Galstian et al. developed a electrically tunable liquid crystal autofocus lens. To achieve electrical contact while keeping optical transmittance at its best, the lens needs to be coated with transparent electrodes. Indium-tin-oxide is thus the ideal material for this application \cite{Galstian_2017}.
Since the 1990s, ITO thin films were also found in liquid-crystal displays \cite{Ishibashi_1990,Sawada_2001}. More recently, Yan et al. demonstrated the use of refractive index matching of ITO films with respect to their glass substrate, yielding to higher  optical transmittance \cite{Yan_2009}.
In a completely different field of application, Briggs patented the use of ITO for aircraft windshield deicing. The invention consists of the sandwiching of a transparent resistive interlayer between a pair of transparent sheets.
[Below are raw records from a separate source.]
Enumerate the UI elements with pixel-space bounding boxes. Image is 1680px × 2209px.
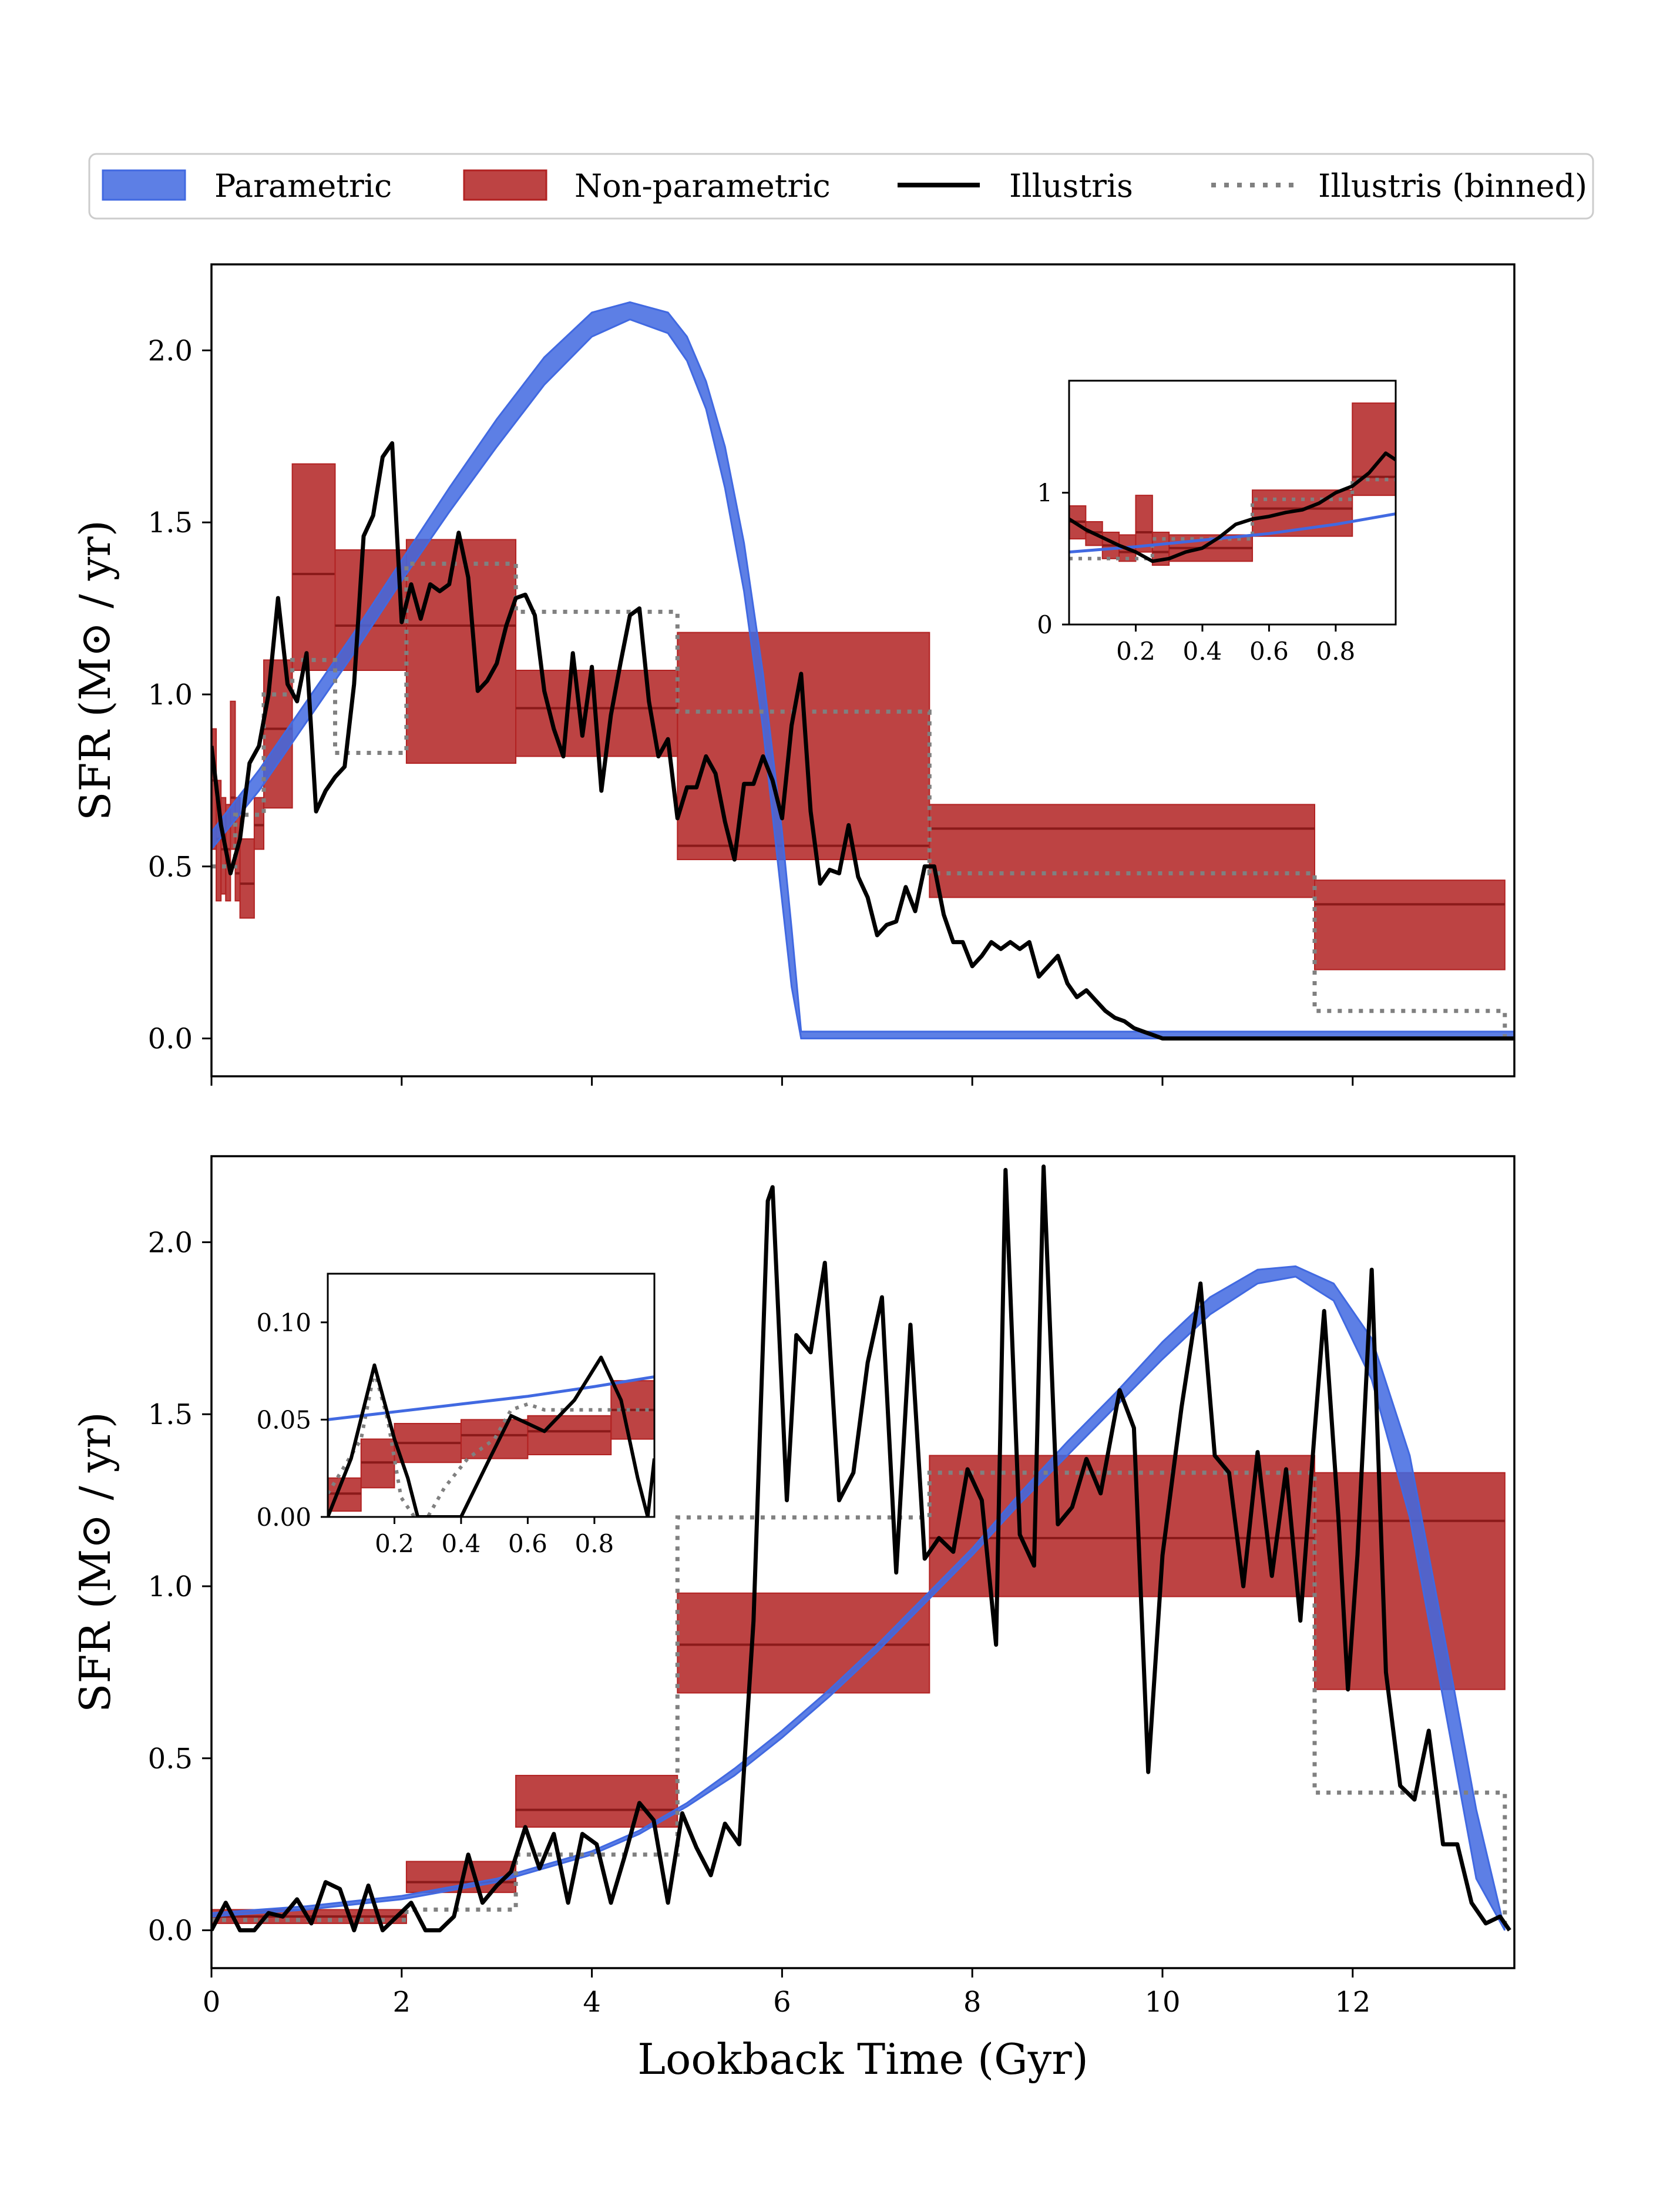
top-inset-x-tick-label-1: 0.4: [1183, 637, 1222, 666]
top-inset-nonparametric-bin-4: [1135, 495, 1153, 553]
bottom-inset-parametric-line: [328, 1375, 654, 1421]
bottom-inset-y-tick-label-2: 0.10: [256, 1308, 311, 1337]
top-inset-x-tick-label-0: 0.2: [1116, 637, 1155, 666]
top-nonparametric-bin-15: [1314, 879, 1506, 971]
bottom-y-axis-label: SFR (M⊙ / yr): [70, 1412, 120, 1713]
top-inset-x-tick-label-3: 0.8: [1316, 637, 1355, 666]
bottom-inset-y-tick-label-0: 0.00: [256, 1503, 311, 1532]
top-illustris-line: [211, 441, 1514, 1041]
top-inset-frame: [1068, 380, 1397, 626]
top-parametric-band: [211, 301, 1514, 1040]
bottom-inset-illustris-line: [328, 1355, 654, 1517]
legend-label-parametric: Parametric: [214, 167, 392, 204]
top-nonparametric-bin-6: [239, 838, 255, 919]
top-illustris-line: [211, 441, 1514, 1041]
top-y-tick-label-2: 1.0: [148, 679, 193, 711]
legend-label-illustris-binned: Illustris (binned): [1318, 167, 1587, 204]
bottom-x-tick-label-5: 10: [1144, 1986, 1180, 2019]
bottom-y-tick-label-2: 1.0: [148, 1570, 193, 1603]
top-inset-illustris-binned-line: [1069, 478, 1396, 560]
bottom-illustris-line: [211, 1164, 1511, 1933]
bottom-inset-x-tick-label-2: 0.6: [508, 1529, 547, 1558]
bottom-y-tick-label-3: 1.5: [148, 1398, 193, 1431]
bottom-y-tick-label-0: 0.0: [148, 1915, 193, 1948]
top-inset: 0.2 0.4 0.6 0.8 01: [1037, 380, 1397, 666]
top-nonparametric-bin-9: [291, 463, 336, 671]
top-axes-frame: [210, 263, 1516, 1077]
bottom-x-ticks: 0 2 4 6 8 10 12: [203, 1968, 1370, 2019]
legend-swatch-parametric: [102, 169, 186, 201]
top-inset-x-ticks: 0.2 0.4 0.6 0.8: [1116, 625, 1355, 666]
top-y-tick-label-0: 0.0: [148, 1023, 193, 1056]
top-y-axis-label: SFR (M⊙ / yr): [70, 520, 120, 821]
bottom-illustris-binned: [211, 1471, 1507, 1931]
bottom-x-tick-label-4: 8: [963, 1986, 982, 2019]
top-y-tick-label-1: 0.5: [148, 851, 193, 884]
bottom-inset: 0.2 0.4 0.6 0.8 0.00 0.05 0.10: [256, 1273, 656, 1558]
top-y-tick-label-3: 1.5: [148, 506, 193, 539]
bottom-x-tick-label-1: 2: [393, 1986, 411, 2019]
bottom-parametric-band: [211, 1265, 1506, 1931]
top-x-ticks: [210, 1076, 1354, 1086]
top-inset-y-ticks: 01: [1037, 479, 1069, 639]
top-inset-illustris-binned: [1069, 478, 1396, 560]
top-nonparametric-bin-14: [929, 804, 1316, 898]
legend: Parametric Non-parametric Illustris Illu…: [88, 153, 1594, 220]
bottom-nonparametric-band: [211, 1455, 1506, 1924]
top-nonparametric-bin-13: [677, 632, 930, 861]
bottom-inset-x-tick-label-0: 0.2: [375, 1529, 414, 1558]
legend-label-nonparametric: Non-parametric: [574, 167, 831, 204]
bottom-y-ticks: 0.0 0.5 1.0 1.5 2.0: [148, 1226, 211, 1948]
bottom-nonparametric-bin-3: [677, 1592, 930, 1694]
legend-swatch-nonparametric: [463, 169, 547, 201]
bottom-inset-x-tick-label-3: 0.8: [574, 1529, 614, 1558]
bottom-inset-y-ticks: 0.00 0.05 0.10: [256, 1308, 328, 1532]
top-panel: 0.00.51.01.52.0 SFR (M⊙ / yr) 0.2 0.4 0.6 0…: [70, 263, 1516, 1086]
bottom-x-tick-label-0: 0: [203, 1986, 221, 2019]
top-inset-y-tick-label-1: 1: [1037, 479, 1053, 508]
bottom-inset-y-tick-label-1: 0.05: [256, 1405, 311, 1434]
bottom-x-tick-label-2: 4: [583, 1986, 601, 2019]
legend-label-illustris: Illustris: [1009, 167, 1133, 204]
bottom-inset-frame: [327, 1273, 656, 1518]
top-nonparametric-bin-4: [230, 700, 236, 850]
top-y-ticks: 0.0 0.5 1.0 1.5 2.0: [148, 334, 211, 1056]
top-nonparametric-bin-11: [405, 539, 517, 764]
top-inset-illustris-line: [1069, 451, 1396, 563]
bottom-illustris-binned-line: [211, 1471, 1507, 1931]
bottom-y-tick-label-1: 0.5: [148, 1743, 193, 1775]
bottom-inset-x-tick-label-1: 0.4: [442, 1529, 481, 1558]
top-inset-illustris-line: [1069, 451, 1396, 563]
bottom-panel: 0 2 4 6 8 10 12 0.00.51.01.52.0 SFR (M⊙ / yr) …: [70, 1155, 1516, 2084]
bottom-inset-x-ticks: 0.2 0.4 0.6 0.8: [375, 1517, 614, 1558]
top-inset-x-tick-label-2: 0.6: [1249, 637, 1289, 666]
bottom-inset-nonparametric-bin-4: [527, 1415, 612, 1456]
bottom-inset-parametric-line: [328, 1375, 654, 1421]
top-nonparametric-band: [211, 463, 1506, 971]
top-nonparametric-bin-7: [253, 797, 265, 850]
bottom-y-tick-label-4: 2.0: [148, 1226, 193, 1259]
bottom-x-tick-label-3: 6: [773, 1986, 791, 2019]
bottom-axes-frame: [210, 1155, 1516, 1969]
top-y-tick-label-4: 2.0: [148, 334, 193, 367]
bottom-inset-illustris-line: [328, 1355, 654, 1517]
top-parametric-band: [211, 301, 1514, 1040]
x-axis-label: Lookback Time (Gyr): [637, 2035, 1088, 2084]
bottom-illustris-line: [211, 1164, 1511, 1933]
top-inset-y-tick-label-0: 0: [1037, 610, 1053, 639]
bottom-x-tick-label-6: 12: [1335, 1986, 1370, 2019]
bottom-parametric-band: [211, 1265, 1506, 1931]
Applying an AC signal to that interlayer will generate heat, thus helping with the deicing. Typically, that resistive layer can be made of ITO \cite{briggs2011aircraft}

Methods

Deposition

The ITO films were formed using a commercial sputtering system (Alliance Concept AC450). Sputtering is a deposition technique in which a target material is bombarded with the highly energetic ions from a plasma, leading to the ejection of atoms toward a sample. On the AC450, the quality of the resulting film can be controlled via six parameters (Table \ref{tab:parameters}):
  1. The electrical field applied between the target material and the chuck holding the sample. The strength and nature of the field are controlled by the power values of its DC and RF components.
  2. The base pressure, i.e. the quality of the vacuum inside the chamber at the start of the sputtering phase.
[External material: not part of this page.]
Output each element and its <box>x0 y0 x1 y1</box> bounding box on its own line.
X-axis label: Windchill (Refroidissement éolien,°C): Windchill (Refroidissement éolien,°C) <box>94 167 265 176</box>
  3. The temperature of the chuck holding the sample.
  4. The distance between the target and the chuck holding the sample during the deposition.
  5. The argon flow fed inside the chamber and used to create and sustain the plasma.
  6. The oxygen flow fed inside the chamber. Not only are the oxygen atoms used to generate the plasma, they also contribute to the creation of defect inside the ITO lattice - this is the main mechanism through which ITO is made conductive.
For this project, we decided to limit our investigation to five parameters by keeping the distance between the target and the chuck constant across all experiments. We also chose to keep the RF component of the electric field null and to only vary the value of the DC power. This last decision was made based on the fact that DC recipes naturally lead to faster deposition rates and thus faster turnaround, a critical consideration during the prototyping phase of a device.
In order to ensure that the quantity of deposited material would be sufficient for the characterization process, we set a target thickness of 100nm. We thus started our investigation by assessing the deposition rate for each set of parameters during a series of calibration runs. To do so, we ran each recipe for 10 minutes, before measuring the resulting film thickness using a mechanical profilometer (Bruker DektakXT). Based on these measurements, we were able to estimate each deposition rate, which we then used to compute an appropriate deposition time for the characterization samples.